New Zealand Blackcurrants have got a real buzz right now. They've moved from every Grandmother's favourite preserve to a bonafide superfood.
This is in part due to more blackcurrant formats being available than ever before. However, in our opinion, it has more to do with the ever-increasing body of scientific research on these purple gems. Ārepa actually just published its own clinical trial in the journal Antioxidants.
Recently, a meta-analysis was been published seeking to consolidate the varying findings. This cross-examination looked at the increasing body of literature concerning the effects of NZ Blackcurrants on athletic performance.
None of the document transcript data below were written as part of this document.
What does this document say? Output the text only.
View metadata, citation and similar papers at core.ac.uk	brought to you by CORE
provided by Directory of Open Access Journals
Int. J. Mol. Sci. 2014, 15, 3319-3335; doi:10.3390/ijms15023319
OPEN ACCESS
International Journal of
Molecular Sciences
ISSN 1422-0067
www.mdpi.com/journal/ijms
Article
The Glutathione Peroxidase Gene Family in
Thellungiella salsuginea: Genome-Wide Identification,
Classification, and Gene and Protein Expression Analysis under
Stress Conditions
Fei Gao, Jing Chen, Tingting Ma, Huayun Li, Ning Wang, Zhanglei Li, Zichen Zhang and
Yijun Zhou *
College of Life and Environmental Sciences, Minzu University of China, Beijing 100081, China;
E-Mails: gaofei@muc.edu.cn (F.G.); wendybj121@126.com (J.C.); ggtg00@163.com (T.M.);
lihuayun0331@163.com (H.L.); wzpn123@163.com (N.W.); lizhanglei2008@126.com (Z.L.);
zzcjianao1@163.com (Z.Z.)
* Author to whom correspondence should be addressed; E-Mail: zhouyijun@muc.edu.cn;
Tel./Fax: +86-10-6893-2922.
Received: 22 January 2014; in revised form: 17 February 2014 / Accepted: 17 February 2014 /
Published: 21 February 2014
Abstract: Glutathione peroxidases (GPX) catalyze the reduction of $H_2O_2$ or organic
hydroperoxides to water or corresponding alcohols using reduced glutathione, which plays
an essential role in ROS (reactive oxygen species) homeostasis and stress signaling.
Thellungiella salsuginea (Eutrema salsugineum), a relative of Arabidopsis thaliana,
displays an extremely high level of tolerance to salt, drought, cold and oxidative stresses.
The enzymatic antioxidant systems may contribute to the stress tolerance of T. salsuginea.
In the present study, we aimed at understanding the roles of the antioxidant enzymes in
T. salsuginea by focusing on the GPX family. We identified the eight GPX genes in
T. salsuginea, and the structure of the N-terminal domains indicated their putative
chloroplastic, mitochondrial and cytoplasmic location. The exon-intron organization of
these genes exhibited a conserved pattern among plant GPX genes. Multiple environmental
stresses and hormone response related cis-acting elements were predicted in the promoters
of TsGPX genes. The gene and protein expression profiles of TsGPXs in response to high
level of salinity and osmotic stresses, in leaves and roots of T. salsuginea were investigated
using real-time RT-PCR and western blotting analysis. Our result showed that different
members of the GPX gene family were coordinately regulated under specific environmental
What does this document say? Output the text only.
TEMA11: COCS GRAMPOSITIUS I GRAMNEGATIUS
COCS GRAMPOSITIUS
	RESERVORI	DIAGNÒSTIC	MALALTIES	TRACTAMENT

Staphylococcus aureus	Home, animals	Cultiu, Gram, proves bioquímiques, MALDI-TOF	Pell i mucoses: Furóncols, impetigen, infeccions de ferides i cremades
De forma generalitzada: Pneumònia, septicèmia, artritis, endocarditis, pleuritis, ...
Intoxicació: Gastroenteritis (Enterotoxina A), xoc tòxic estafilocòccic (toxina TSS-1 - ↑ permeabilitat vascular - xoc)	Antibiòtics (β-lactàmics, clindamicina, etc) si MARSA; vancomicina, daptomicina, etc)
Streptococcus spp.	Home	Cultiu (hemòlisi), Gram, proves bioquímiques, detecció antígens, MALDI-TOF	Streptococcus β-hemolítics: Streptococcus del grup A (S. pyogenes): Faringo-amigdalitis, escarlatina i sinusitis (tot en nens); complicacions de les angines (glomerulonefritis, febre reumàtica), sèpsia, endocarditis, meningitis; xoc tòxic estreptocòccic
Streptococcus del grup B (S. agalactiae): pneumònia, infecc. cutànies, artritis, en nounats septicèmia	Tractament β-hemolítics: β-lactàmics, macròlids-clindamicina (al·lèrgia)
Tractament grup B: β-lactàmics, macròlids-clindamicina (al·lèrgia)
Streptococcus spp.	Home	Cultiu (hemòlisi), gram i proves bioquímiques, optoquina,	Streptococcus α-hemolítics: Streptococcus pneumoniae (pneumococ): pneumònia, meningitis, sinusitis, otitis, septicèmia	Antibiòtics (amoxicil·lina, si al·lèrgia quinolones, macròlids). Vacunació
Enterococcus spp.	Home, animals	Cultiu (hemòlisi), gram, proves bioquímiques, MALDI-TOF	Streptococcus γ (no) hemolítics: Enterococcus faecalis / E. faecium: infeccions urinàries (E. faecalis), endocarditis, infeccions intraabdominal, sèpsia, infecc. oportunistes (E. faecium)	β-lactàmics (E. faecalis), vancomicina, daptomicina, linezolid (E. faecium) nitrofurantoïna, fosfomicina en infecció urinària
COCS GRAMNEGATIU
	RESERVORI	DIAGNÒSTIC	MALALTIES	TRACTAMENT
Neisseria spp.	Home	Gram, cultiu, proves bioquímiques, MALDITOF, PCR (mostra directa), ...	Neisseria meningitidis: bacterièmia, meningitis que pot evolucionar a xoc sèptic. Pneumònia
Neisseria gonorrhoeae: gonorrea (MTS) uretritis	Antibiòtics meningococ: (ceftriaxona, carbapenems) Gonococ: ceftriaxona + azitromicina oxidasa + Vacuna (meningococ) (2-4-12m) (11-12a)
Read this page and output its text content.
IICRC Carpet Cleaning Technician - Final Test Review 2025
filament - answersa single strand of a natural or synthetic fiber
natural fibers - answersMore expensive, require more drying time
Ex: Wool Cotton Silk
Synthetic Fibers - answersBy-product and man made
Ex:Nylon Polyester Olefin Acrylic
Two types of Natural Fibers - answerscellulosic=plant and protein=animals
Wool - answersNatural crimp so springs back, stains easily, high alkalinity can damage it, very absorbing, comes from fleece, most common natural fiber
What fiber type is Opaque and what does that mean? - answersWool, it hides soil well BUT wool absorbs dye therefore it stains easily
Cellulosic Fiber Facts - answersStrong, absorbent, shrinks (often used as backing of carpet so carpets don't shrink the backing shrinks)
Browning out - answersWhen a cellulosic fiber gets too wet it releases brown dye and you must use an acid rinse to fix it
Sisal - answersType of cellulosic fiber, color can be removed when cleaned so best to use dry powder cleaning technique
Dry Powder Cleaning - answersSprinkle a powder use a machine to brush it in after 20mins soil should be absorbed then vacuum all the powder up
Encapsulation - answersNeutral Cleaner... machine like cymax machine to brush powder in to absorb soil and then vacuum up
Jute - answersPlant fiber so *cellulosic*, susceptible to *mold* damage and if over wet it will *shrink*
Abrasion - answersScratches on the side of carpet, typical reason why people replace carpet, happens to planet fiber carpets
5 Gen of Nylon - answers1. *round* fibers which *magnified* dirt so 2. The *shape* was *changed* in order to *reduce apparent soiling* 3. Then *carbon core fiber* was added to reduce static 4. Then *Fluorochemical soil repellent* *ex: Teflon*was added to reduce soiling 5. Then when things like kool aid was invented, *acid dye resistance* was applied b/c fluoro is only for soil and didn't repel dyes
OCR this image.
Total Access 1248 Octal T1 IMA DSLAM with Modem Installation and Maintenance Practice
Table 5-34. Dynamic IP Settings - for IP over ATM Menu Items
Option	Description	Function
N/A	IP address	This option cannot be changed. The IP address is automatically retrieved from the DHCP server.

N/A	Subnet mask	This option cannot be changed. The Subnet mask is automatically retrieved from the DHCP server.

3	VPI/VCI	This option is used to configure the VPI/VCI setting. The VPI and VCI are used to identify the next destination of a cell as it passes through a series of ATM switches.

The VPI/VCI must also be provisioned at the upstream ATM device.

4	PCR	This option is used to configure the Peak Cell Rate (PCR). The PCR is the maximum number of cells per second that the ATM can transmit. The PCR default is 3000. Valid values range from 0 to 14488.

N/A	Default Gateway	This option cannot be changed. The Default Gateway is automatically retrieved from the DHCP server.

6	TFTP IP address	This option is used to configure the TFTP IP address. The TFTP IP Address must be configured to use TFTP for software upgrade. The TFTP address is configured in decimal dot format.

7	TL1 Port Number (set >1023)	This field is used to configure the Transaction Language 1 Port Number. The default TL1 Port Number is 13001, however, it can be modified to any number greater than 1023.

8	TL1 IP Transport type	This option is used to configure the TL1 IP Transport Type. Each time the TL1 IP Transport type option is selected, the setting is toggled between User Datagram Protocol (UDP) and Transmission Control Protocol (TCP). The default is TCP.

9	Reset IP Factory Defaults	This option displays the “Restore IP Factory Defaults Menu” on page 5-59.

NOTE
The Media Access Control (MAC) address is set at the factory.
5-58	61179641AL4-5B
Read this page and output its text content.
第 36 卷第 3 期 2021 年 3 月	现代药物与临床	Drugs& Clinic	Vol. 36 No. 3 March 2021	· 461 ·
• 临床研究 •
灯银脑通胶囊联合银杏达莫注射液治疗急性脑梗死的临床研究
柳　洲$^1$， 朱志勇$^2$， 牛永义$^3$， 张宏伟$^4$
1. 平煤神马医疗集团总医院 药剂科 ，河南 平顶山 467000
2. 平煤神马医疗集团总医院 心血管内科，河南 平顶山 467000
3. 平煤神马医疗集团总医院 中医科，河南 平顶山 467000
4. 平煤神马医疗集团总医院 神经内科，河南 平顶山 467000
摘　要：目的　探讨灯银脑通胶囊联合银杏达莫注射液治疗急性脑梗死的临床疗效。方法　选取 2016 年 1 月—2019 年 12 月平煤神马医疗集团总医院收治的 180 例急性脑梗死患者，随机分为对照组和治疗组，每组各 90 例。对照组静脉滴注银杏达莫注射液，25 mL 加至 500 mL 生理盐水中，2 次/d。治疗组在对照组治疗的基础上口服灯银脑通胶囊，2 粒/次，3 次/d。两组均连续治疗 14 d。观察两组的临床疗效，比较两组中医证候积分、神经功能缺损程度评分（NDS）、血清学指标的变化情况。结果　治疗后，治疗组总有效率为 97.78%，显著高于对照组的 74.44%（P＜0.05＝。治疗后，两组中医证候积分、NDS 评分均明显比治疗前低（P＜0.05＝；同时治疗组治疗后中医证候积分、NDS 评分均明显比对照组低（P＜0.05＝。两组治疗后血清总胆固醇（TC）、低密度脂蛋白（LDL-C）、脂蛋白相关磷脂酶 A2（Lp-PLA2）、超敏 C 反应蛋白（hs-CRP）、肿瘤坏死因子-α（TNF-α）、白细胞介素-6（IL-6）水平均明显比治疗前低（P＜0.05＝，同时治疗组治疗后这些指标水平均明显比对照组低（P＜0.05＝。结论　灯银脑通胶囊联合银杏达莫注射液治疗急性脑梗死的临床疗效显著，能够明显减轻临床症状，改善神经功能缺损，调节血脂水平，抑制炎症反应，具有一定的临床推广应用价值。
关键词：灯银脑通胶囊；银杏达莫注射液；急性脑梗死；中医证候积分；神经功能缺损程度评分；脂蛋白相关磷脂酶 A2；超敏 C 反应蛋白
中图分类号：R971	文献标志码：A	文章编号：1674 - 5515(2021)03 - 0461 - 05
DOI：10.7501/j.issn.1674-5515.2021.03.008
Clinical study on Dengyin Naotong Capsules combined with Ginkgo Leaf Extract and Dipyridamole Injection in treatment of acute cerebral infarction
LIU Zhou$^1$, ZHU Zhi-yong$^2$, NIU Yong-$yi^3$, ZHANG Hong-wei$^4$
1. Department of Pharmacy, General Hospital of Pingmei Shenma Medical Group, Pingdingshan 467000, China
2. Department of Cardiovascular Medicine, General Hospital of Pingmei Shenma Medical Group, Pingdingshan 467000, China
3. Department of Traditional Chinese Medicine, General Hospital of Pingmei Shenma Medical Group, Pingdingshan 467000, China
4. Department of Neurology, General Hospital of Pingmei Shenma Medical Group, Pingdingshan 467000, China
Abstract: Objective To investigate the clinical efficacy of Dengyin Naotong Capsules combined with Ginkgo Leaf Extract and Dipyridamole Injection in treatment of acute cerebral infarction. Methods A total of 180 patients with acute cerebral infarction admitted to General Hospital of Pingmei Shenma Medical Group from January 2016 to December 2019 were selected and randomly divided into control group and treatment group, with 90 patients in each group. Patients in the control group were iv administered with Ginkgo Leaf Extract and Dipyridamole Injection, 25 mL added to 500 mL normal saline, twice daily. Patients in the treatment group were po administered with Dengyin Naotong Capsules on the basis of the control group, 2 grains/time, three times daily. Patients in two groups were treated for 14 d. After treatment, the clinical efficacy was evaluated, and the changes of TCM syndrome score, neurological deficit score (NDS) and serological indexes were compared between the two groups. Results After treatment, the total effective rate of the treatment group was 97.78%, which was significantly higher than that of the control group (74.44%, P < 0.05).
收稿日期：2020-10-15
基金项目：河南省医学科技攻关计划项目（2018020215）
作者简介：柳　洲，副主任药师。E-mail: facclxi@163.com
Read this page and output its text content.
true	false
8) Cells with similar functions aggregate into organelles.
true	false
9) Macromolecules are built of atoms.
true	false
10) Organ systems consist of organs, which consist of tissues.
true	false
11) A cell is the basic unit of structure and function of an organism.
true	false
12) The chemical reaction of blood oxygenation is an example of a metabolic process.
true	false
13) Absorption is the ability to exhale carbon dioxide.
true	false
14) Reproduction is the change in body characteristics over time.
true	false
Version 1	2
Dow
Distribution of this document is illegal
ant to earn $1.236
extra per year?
Unsurprisingly, the team behind the analysis featured a couple of names familiar to anyone keeping up to date with the latest happenings in the Blackcurrant world, those being Andrea Braakhuis and Roger Hurst.
The work itself examined 16 studies and recognised 9 of them as eligible for 'systemic review and meta-analysis'. The accumulative result is summarised as
There was an improvement in sport performance when supplementing with blackcurrant... the effective dose appears to be between 105 and 210 mg of total blackcurrant anthocyanins, prior to exercise... Blackcurrant has a small, but significant, effect on sports performance, with no known detrimental side effects.
Without some kind of work which takes into account the totality of research, any study is far less relevant. Essentially, what makes science useful for a wider audience is the comparison of all results, be they positive or negative.